April 28, 2008 / 10:04 AM / 11 years ago

大東建託会長の株式売却問題、5月末にはひとまず結論

 [東京 28日 ロイター] 大東建託(1878.T)の三鍋伊佐雄社長は28日、大株主で会長の多田勝美氏が保有する同社株式の売却に関する交渉について、予定している5月末までの交渉期限を越えても継続するかどうかについて「それはない」と語り、5月末までに何らかの結論を出す意向を示した。

 6月末には同社の定時株主総会が控えているため、会社は配当金額など株主への還元策を決め、総会に付議するための株主召集通知を発送しなければならない。会長が保有する同社株を売却するか否かによっては配当政策にも影響が及ぶため、総会の準備を進めるためには、関係者による検討・交渉はいずれにしても5月末の段階でいったん結論を出す必要がある、と説明した。

 決算説明会で述べた。

 多田会長の保有株式約29%を含め、発行済みの大東建託株式のすべてを米系投資ファンドのエートスキャピタルなど複数のファンドが共同で買い取るかどうかについて交渉が続いている。大東建託は4月18日、5月末をめどに関係者との交渉・検討を続けるとのコメントを発表していた。

 会見で三鍋社長は、6月末には大東建託の定時株主総会があるため、会社側は配当金額など株主への還元策を決め、総会に付議するために株主召集通知を発送する作業をしなければならないと指摘した。

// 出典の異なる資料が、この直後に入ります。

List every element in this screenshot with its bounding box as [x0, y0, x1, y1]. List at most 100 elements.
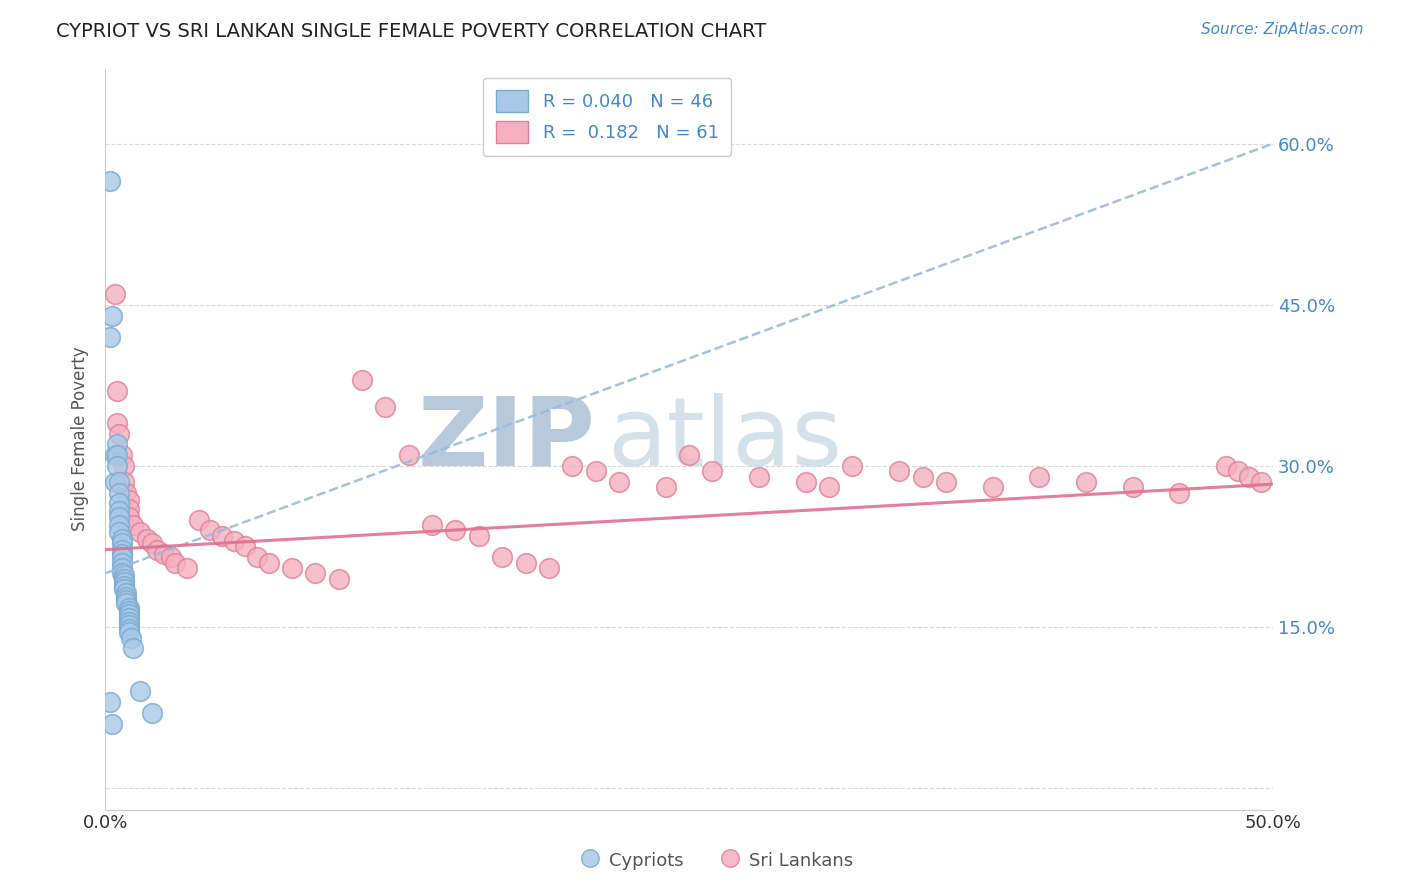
- Point: [112, 574, 135, 589]
- Point: [935, 475, 957, 489]
- Point: [1028, 469, 1050, 483]
- Point: [141, 536, 163, 550]
- Point: [818, 480, 841, 494]
- Point: [281, 561, 304, 575]
- Point: [491, 550, 513, 565]
- Point: [103, 287, 125, 301]
- Point: [115, 485, 138, 500]
- Point: [141, 706, 163, 720]
- Point: [108, 518, 131, 533]
- Point: [110, 532, 132, 546]
- Point: [110, 536, 132, 550]
- Point: [105, 448, 128, 462]
- Point: [328, 572, 350, 586]
- Point: [889, 464, 911, 478]
- Point: [117, 493, 139, 508]
- Point: [110, 547, 132, 561]
- Point: [115, 585, 138, 599]
- Point: [103, 475, 125, 489]
- Point: [112, 579, 135, 593]
- Point: [304, 566, 326, 581]
- Point: [112, 572, 135, 586]
- Point: [911, 469, 934, 483]
- Point: [117, 617, 139, 632]
- Point: [105, 384, 128, 398]
- Point: [108, 504, 131, 518]
- Point: [1239, 469, 1261, 483]
- Point: [110, 448, 132, 462]
- Point: [122, 518, 145, 533]
- Point: [129, 684, 152, 698]
- Point: [108, 475, 131, 489]
- Point: [374, 400, 396, 414]
- Point: [117, 501, 139, 516]
- Point: [211, 529, 233, 543]
- Point: [110, 542, 132, 557]
- Point: [152, 547, 174, 561]
- Point: [115, 596, 138, 610]
- Point: [1215, 458, 1237, 473]
- Point: [98, 695, 121, 709]
- Point: [187, 512, 209, 526]
- Point: [117, 510, 139, 524]
- Point: [246, 550, 269, 565]
- Point: [108, 485, 131, 500]
- Point: [654, 480, 676, 494]
- Point: [1122, 480, 1144, 494]
- Point: [103, 448, 125, 462]
- Point: [136, 532, 159, 546]
- Point: [444, 524, 467, 538]
- Point: [108, 510, 131, 524]
- Point: [112, 582, 135, 597]
- Point: [98, 174, 121, 188]
- Point: [117, 625, 139, 640]
- Point: [101, 716, 124, 731]
- Point: [120, 631, 142, 645]
- Point: [748, 469, 770, 483]
- Point: [115, 593, 138, 607]
- Text: ZIP: ZIP: [418, 392, 596, 485]
- Point: [110, 561, 132, 575]
- Point: [794, 475, 817, 489]
- Point: [678, 448, 700, 462]
- Point: [1343, 851, 1365, 865]
- Point: [585, 464, 607, 478]
- Point: [165, 556, 187, 570]
- Point: [108, 496, 131, 510]
- Point: [159, 550, 181, 565]
- Point: [112, 458, 135, 473]
- Point: [398, 448, 420, 462]
- Point: [117, 600, 139, 615]
- Text: CYPRIOT VS SRI LANKAN SINGLE FEMALE POVERTY CORRELATION CHART: CYPRIOT VS SRI LANKAN SINGLE FEMALE POVE…: [56, 22, 766, 41]
- Point: [112, 475, 135, 489]
- Point: [176, 561, 198, 575]
- Point: [110, 550, 132, 565]
- Point: [117, 611, 139, 625]
- Point: [122, 641, 145, 656]
- Point: [105, 416, 128, 430]
- Point: [561, 458, 583, 473]
- Point: [117, 607, 139, 621]
- Point: [117, 604, 139, 618]
- Text: atlas: atlas: [607, 392, 842, 485]
- Point: [145, 542, 167, 557]
- Point: [1074, 475, 1097, 489]
- Point: [117, 615, 139, 629]
- Point: [117, 622, 139, 636]
- Point: [420, 518, 443, 533]
- Point: [108, 426, 131, 441]
- Point: [112, 568, 135, 582]
- Point: [110, 566, 132, 581]
- Text: Sri Lankans: Sri Lankans: [749, 852, 853, 870]
- Text: Source: ZipAtlas.com: Source: ZipAtlas.com: [1201, 22, 1364, 37]
- Point: [108, 525, 131, 540]
- Point: [702, 464, 724, 478]
- Point: [257, 556, 280, 570]
- Point: [115, 590, 138, 604]
- Point: [110, 556, 132, 570]
- Point: [1063, 851, 1085, 865]
- Point: [222, 534, 245, 549]
- Point: [101, 309, 124, 323]
- Point: [515, 556, 537, 570]
- Point: [105, 437, 128, 451]
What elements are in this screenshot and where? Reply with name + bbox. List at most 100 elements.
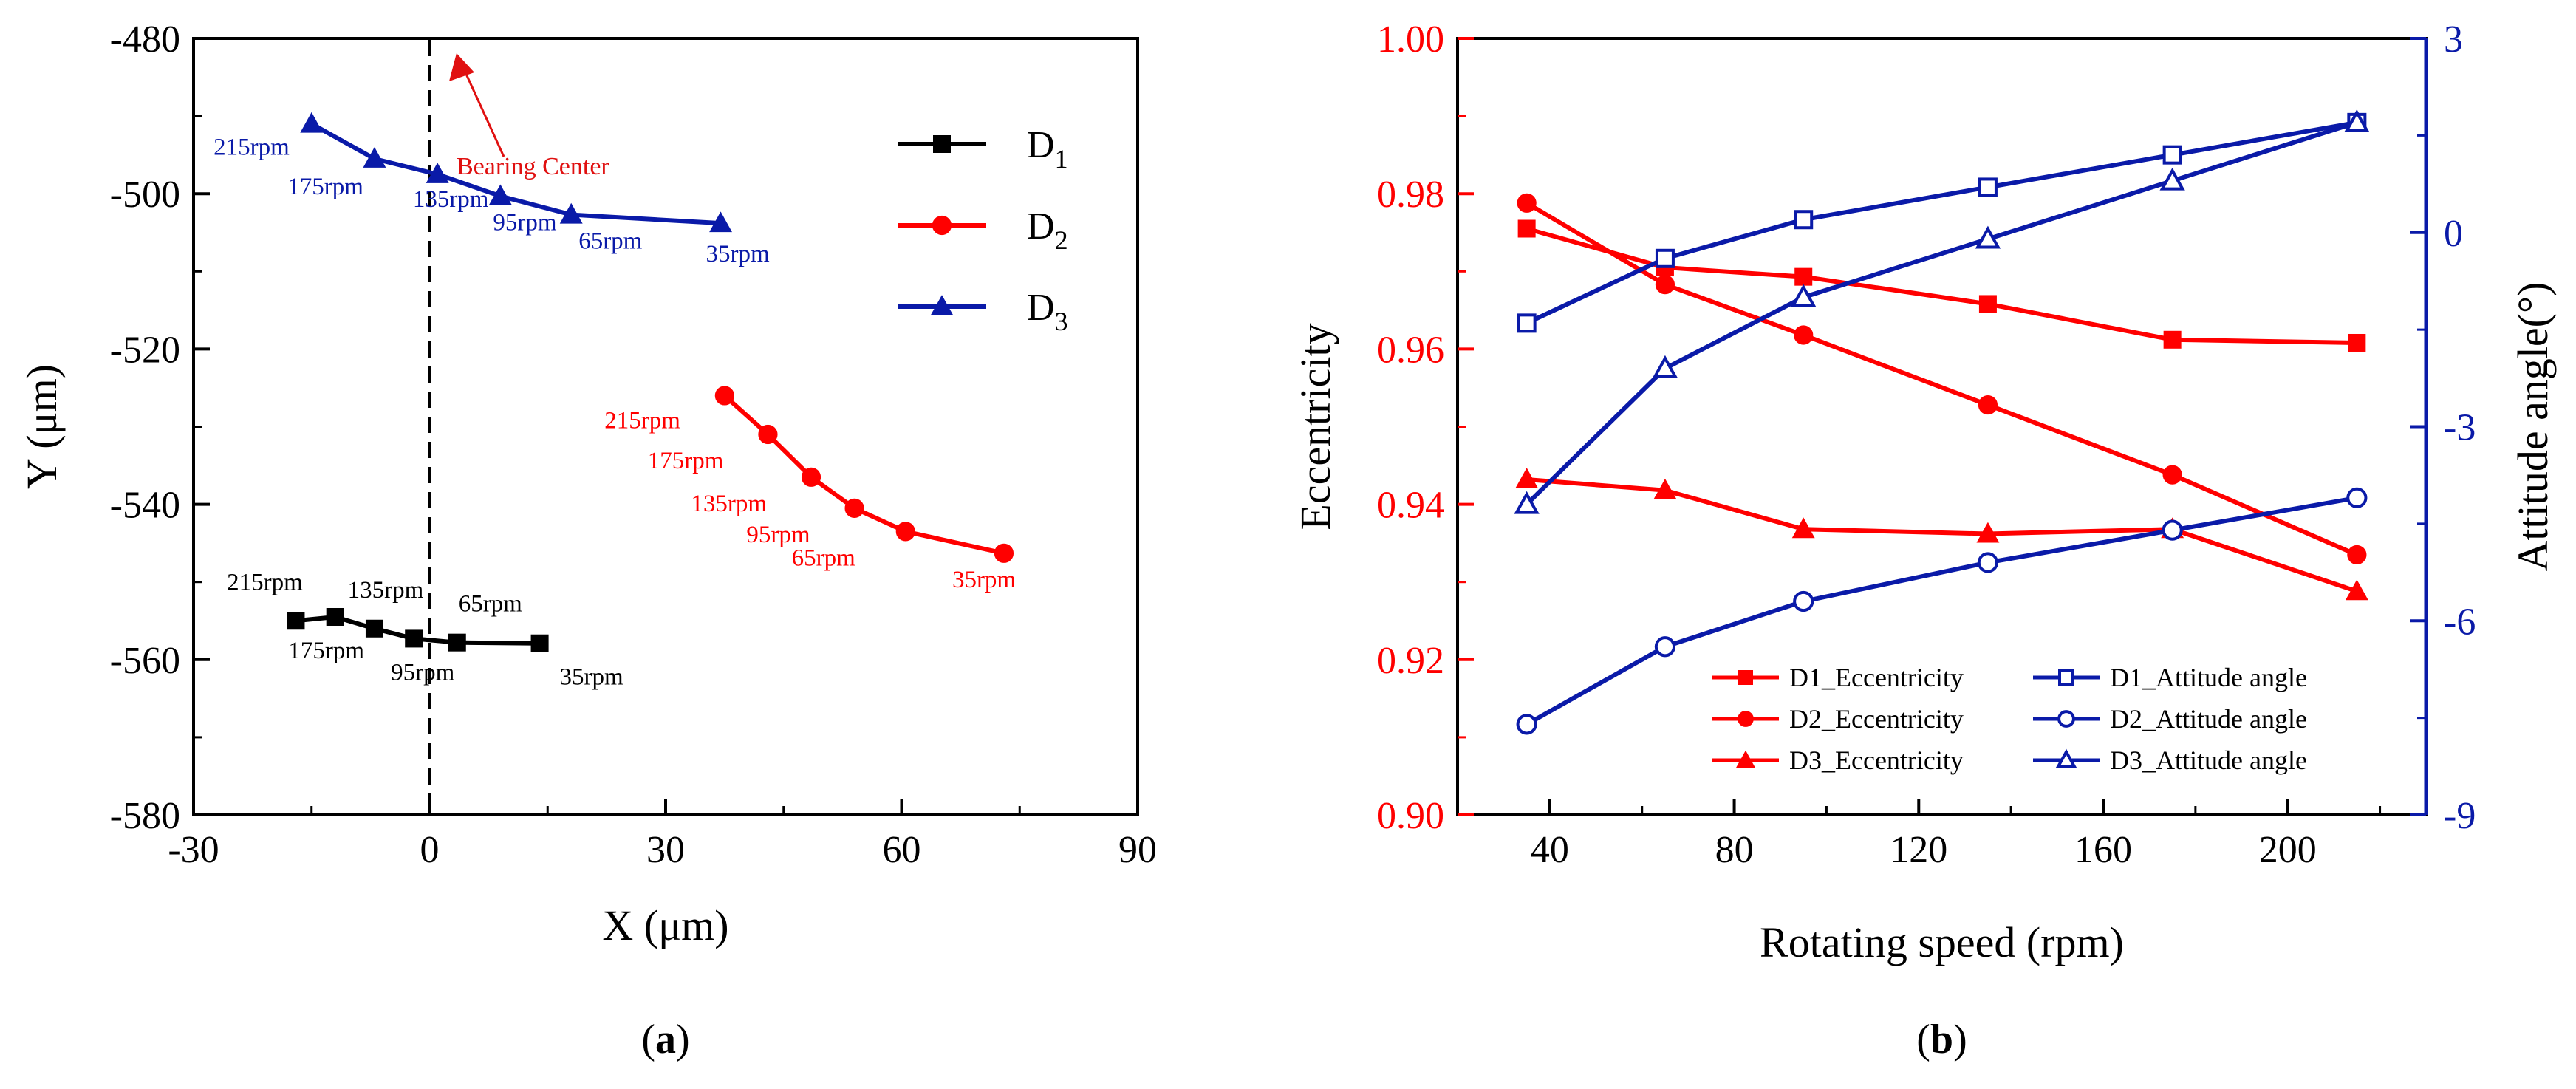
series-line-D3 xyxy=(310,121,721,226)
data-point xyxy=(2344,109,2370,132)
chart-b-ticks: 40 80 120 160 200 0.90 0.92 0.94 0.96 0.98 1.00 -9 -… xyxy=(1377,18,2476,871)
series-D3-Eccentricity xyxy=(1515,468,2368,601)
chart-a-y-axis-label: Y (μm) xyxy=(18,364,66,489)
legend-label: D2_Attitude angle xyxy=(2110,704,2307,734)
legend-label: D1_Eccentricity xyxy=(1789,663,1964,692)
chart-b-y-axis-label: Eccentricity xyxy=(1291,323,1339,530)
data-point xyxy=(1794,325,1814,345)
y2-tick-label: 3 xyxy=(2444,18,2463,61)
y2-tick-label: -3 xyxy=(2444,407,2476,449)
data-point xyxy=(2346,487,2368,508)
data-point xyxy=(1517,219,1536,238)
legend-marker xyxy=(2057,710,2075,728)
y-tick-label: 0.94 xyxy=(1377,485,1444,527)
legend-marker xyxy=(930,295,954,315)
series-line xyxy=(1526,120,2357,326)
data-point xyxy=(1794,267,1813,286)
x-tick-label: 200 xyxy=(2259,829,2317,871)
legend-label: D2 xyxy=(1027,205,1068,255)
data-point xyxy=(1517,193,1537,213)
point-label-D1: 95rpm xyxy=(391,659,454,686)
chart-a-x-axis-label: X (μm) xyxy=(602,901,728,949)
x-tick-label: -30 xyxy=(168,829,219,871)
series-line xyxy=(1526,226,2357,345)
legend-marker xyxy=(933,135,951,153)
data-point xyxy=(1516,714,1537,735)
data-point-D3 xyxy=(709,211,732,233)
legend-marker xyxy=(1736,750,1755,768)
chart-b: 40 80 120 160 200 0.90 0.92 0.94 0.96 0.98 1.00 -9 -… xyxy=(1291,18,2557,1062)
legend-marker xyxy=(1738,670,1753,685)
point-label-D3: 175rpm xyxy=(287,174,363,200)
data-point xyxy=(2347,544,2367,565)
data-point-D1 xyxy=(405,629,423,648)
series-D1-Eccentricity xyxy=(1517,219,2366,352)
data-point xyxy=(1654,636,1676,658)
x-tick-label: 160 xyxy=(2074,829,2132,871)
y-tick-label: 0.96 xyxy=(1377,329,1444,371)
point-label-D3: 135rpm xyxy=(413,186,489,213)
legend-label: D3_Eccentricity xyxy=(1789,745,1964,775)
series-D2-Attitude-angle xyxy=(1516,487,2368,735)
bearing-center-arrow xyxy=(464,72,505,157)
legend-label: D3 xyxy=(1027,287,1068,336)
panel-label-a: (a) xyxy=(641,1017,689,1062)
x-tick-label: 30 xyxy=(646,829,685,871)
chart-a: -30 0 30 60 90 -480 -500 -520 -540 -560 -580 215rp… xyxy=(18,18,1157,1062)
legend-label-name: D xyxy=(1027,124,1055,166)
point-label-D1: 135rpm xyxy=(348,577,424,604)
data-point xyxy=(2163,330,2182,349)
legend-label-sub: 1 xyxy=(1055,144,1068,174)
y-tick-label: -580 xyxy=(110,795,180,837)
data-point xyxy=(1978,177,1998,197)
chart-a-ticks: -30 0 30 60 90 -480 -500 -520 -540 -560 -580 xyxy=(110,18,1157,871)
point-label-D3: 35rpm xyxy=(706,241,770,267)
data-point-D1 xyxy=(365,619,383,638)
chart-b-y2-axis-label: Attitude angle(°) xyxy=(2509,281,2557,571)
x-tick-label: 120 xyxy=(1890,829,1947,871)
chart-b-x-axis-label: Rotating speed (rpm) xyxy=(1760,918,2124,966)
series-line-D2 xyxy=(722,394,1005,556)
x-tick-label: 90 xyxy=(1118,829,1157,871)
data-point xyxy=(1793,590,1814,612)
y-tick-label: -560 xyxy=(110,640,180,682)
series-D1: 215rpm 175rpm 135rpm 95rpm 65rpm 35rpm xyxy=(227,569,623,690)
legend-marker xyxy=(1738,711,1754,727)
data-point xyxy=(1791,284,1817,307)
data-point xyxy=(1653,478,1677,499)
data-point xyxy=(1655,248,1675,268)
point-label-D2: 175rpm xyxy=(648,448,724,474)
data-point-D3 xyxy=(426,163,449,183)
data-point xyxy=(2159,167,2185,191)
data-point xyxy=(1976,522,2000,543)
y2-tick-label: 0 xyxy=(2444,213,2463,255)
y2-tick-label: -9 xyxy=(2444,795,2476,837)
legend-label: D2_Eccentricity xyxy=(1789,704,1964,734)
panel-label-b: (b) xyxy=(1916,1017,1967,1062)
chart-a-annotation: Bearing Center xyxy=(449,53,609,180)
data-point xyxy=(1978,295,1997,313)
legend-marker xyxy=(932,215,952,236)
data-point xyxy=(1791,517,1815,539)
data-point xyxy=(1652,355,1678,378)
point-label-D2: 35rpm xyxy=(952,567,1016,593)
point-label-D2: 215rpm xyxy=(604,407,680,434)
legend-label: D1 xyxy=(1027,124,1068,174)
bearing-center-label: Bearing Center xyxy=(457,153,609,180)
legend-label-name: D xyxy=(1027,287,1055,329)
point-label-D3: 65rpm xyxy=(578,228,642,255)
x-tick-label: 40 xyxy=(1531,829,1569,871)
point-label-D2: 135rpm xyxy=(691,491,767,517)
data-point-D1 xyxy=(326,607,344,626)
legend-label: D1_Attitude angle xyxy=(2110,663,2307,692)
data-point xyxy=(2345,579,2368,601)
legend-label-sub: 2 xyxy=(1055,225,1068,255)
y-tick-label: 0.90 xyxy=(1377,795,1444,837)
legend-marker xyxy=(2055,748,2077,768)
point-label-D1: 35rpm xyxy=(560,664,623,691)
data-point xyxy=(2162,145,2182,165)
x-tick-label: 0 xyxy=(420,829,440,871)
legend-marker xyxy=(2058,669,2074,686)
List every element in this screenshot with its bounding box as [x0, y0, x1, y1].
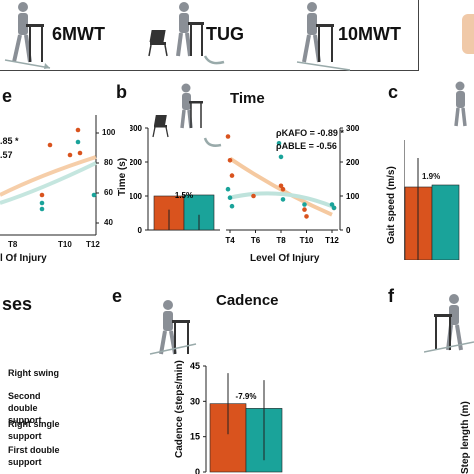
- panel-b-ylabel: Time (s): [117, 157, 128, 196]
- walker-figure-tug-icon: [176, 2, 204, 57]
- x-tick-label: T4: [225, 236, 235, 245]
- scatter-point: [251, 193, 256, 199]
- scatter-point: [77, 150, 83, 156]
- y-tick-label: 100: [130, 192, 143, 201]
- scatter-point: [280, 197, 286, 202]
- panel-a-kafo-points: [39, 127, 83, 198]
- panel-a-xtick: T12: [86, 240, 100, 249]
- scatter-point: [39, 200, 45, 206]
- panel-a-chart: [0, 115, 99, 236]
- panel-a-stat-1: .85 *: [0, 136, 19, 146]
- scatter-point: [39, 206, 45, 212]
- y-tick-label: 0: [195, 467, 200, 474]
- panel-a-xtick: T8: [8, 240, 18, 249]
- bar-annotation: 1.5%: [175, 191, 193, 200]
- header-tug-label: TUG: [206, 24, 244, 44]
- panel-b-return-arrow-icon: [203, 137, 222, 147]
- scatter-point: [329, 202, 335, 207]
- scatter-point: [67, 152, 73, 158]
- walker-figure-10mwt-icon: [296, 2, 351, 71]
- panel-c-walker-icon: [454, 81, 467, 127]
- panel-b-title: Time: [230, 90, 265, 107]
- panel-e-ylabel: Cadence (steps/min): [174, 360, 185, 458]
- y-tick-label: 45: [190, 361, 200, 371]
- panel-c-bar-label: 1.9%: [422, 172, 441, 181]
- header-10mwt-label: 10MWT: [338, 24, 401, 44]
- scatter-point: [278, 183, 284, 189]
- scatter-point: [47, 142, 53, 148]
- y-tick-label: 30: [190, 396, 200, 406]
- panel-b-stat-1: ρKAFO = -0.89 *: [276, 128, 344, 138]
- panel-b-chart: 0 100 200 300 1.5% 0 100 200 300 T4 T6 T8 T10 T12: [130, 124, 360, 245]
- scatter-point: [225, 134, 231, 139]
- panel-f-walker-icon: [424, 294, 474, 353]
- scatter-point: [331, 205, 337, 211]
- panel-a-xlabel-fragment: l Of Injury: [0, 253, 47, 264]
- panel-e-chart: 0 15 30 45 -7.9%: [190, 361, 283, 474]
- x-tick-label: T10: [300, 236, 314, 245]
- y2-tick-label: 0: [346, 226, 351, 235]
- x-tick-label: T8: [276, 236, 286, 245]
- panel-e-walker-icon: [149, 300, 197, 355]
- scatter-point: [229, 173, 235, 178]
- panel-b-walker-icon: [180, 83, 203, 129]
- y2-tick-label: 300: [346, 124, 360, 133]
- panel-b-chair-icon: [152, 115, 169, 138]
- x-tick-label: T6: [251, 236, 261, 245]
- panel-c-ylabel: Gait speed (m/s): [386, 166, 397, 244]
- y-tick-label: 200: [130, 158, 143, 167]
- panel-a-able-points: [39, 139, 97, 212]
- x-tick-label: T12: [325, 236, 339, 245]
- scatter-point: [278, 154, 284, 160]
- panel-a-title-fragment: e: [2, 86, 13, 106]
- scatter-point: [91, 192, 97, 198]
- panel-c-chart: [404, 140, 460, 260]
- panel-d-legend-item: Right swing: [8, 368, 59, 378]
- panel-d-legend-item: First double support: [8, 445, 60, 467]
- panel-a-ytick: 60: [104, 188, 113, 197]
- walker-figure-6mwt-icon: [4, 2, 51, 69]
- panel-a-stat-2: .57: [0, 150, 13, 160]
- bar-annotation: -7.9%: [236, 392, 257, 401]
- scatter-point: [227, 158, 233, 163]
- panel-d-title-fragment: ses: [2, 294, 33, 314]
- panel-a-ytick: 80: [104, 158, 113, 167]
- scatter-point: [302, 207, 307, 212]
- y2-tick-label: 100: [346, 192, 360, 201]
- panel-e-title: Cadence: [216, 292, 279, 309]
- bar-able: [431, 184, 460, 260]
- return-arrow-icon: [203, 55, 225, 65]
- scatter-point: [75, 127, 81, 133]
- panel-a-ytick: 40: [104, 218, 113, 227]
- scatter-point: [302, 202, 307, 207]
- panel-f-ylabel-fragment: Step length (m): [460, 401, 471, 474]
- chair-icon: [148, 30, 168, 57]
- header-6mwt-label: 6MWT: [52, 24, 105, 44]
- panel-a-xtick: T10: [58, 240, 72, 249]
- trend-line-able: [229, 191, 333, 209]
- y-tick-label: 15: [190, 432, 200, 442]
- panel-d-legend-item: Right single support: [8, 419, 60, 441]
- scatter-point: [276, 141, 282, 146]
- panel-c-letter: c: [388, 82, 399, 102]
- y2-tick-label: 200: [346, 158, 360, 167]
- y-tick-label: 0: [138, 226, 143, 235]
- header-band: [0, 0, 419, 71]
- y-tick-label: 300: [130, 124, 143, 133]
- panel-b-letter: b: [116, 82, 127, 102]
- panel-f-letter: f: [388, 286, 394, 306]
- panel-b-stat-2: ρABLE = -0.56: [276, 141, 337, 151]
- panel-e-letter: e: [112, 286, 123, 306]
- scatter-point: [39, 192, 45, 198]
- panel-b-xlabel: Level Of Injury: [250, 253, 320, 264]
- scatter-point: [280, 186, 286, 192]
- scatter-point: [227, 195, 233, 200]
- panel-a-ytick: 100: [102, 128, 116, 137]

この作業を進めるため、会社側、多田会長、ファンド、金融機関ら関係者による検討・交渉は、いずれにしても5月末の段階でいったん結論を出す必要があるとの考えを示した。

 仮に5月末までに結論が出なかった場合、会長の保有株売却案そのものが白紙になるかとの問いに対し、三鍋社長は、会長が保有する株式の売却は「総合的な検討を行っている。いつかの段階で解決されなければならない」と述べた上で、「5月末の期限を越えても検討が継続することはある」と語り、状況次第では交渉が長期化する可能性も示唆した。

 多田会長の保有分の買い手候補になっているのは、エートスキャピタルのほか、森トラスト(東京都港区)、ユニゾン・キャピタル(東京都千代田区)の3社。これらファンド陣営は、買い取りに必要な資金調達や条件交渉などの詳細を詰めているとみられている。

 多田会長と同氏の資産管理会社は、合計29.2%の大東建託株を保有する筆頭株主。ファンド陣営は会長の29.2%に加え、残りすべての大東建託の株式を取得することを目指し、昨年から交渉を続けている。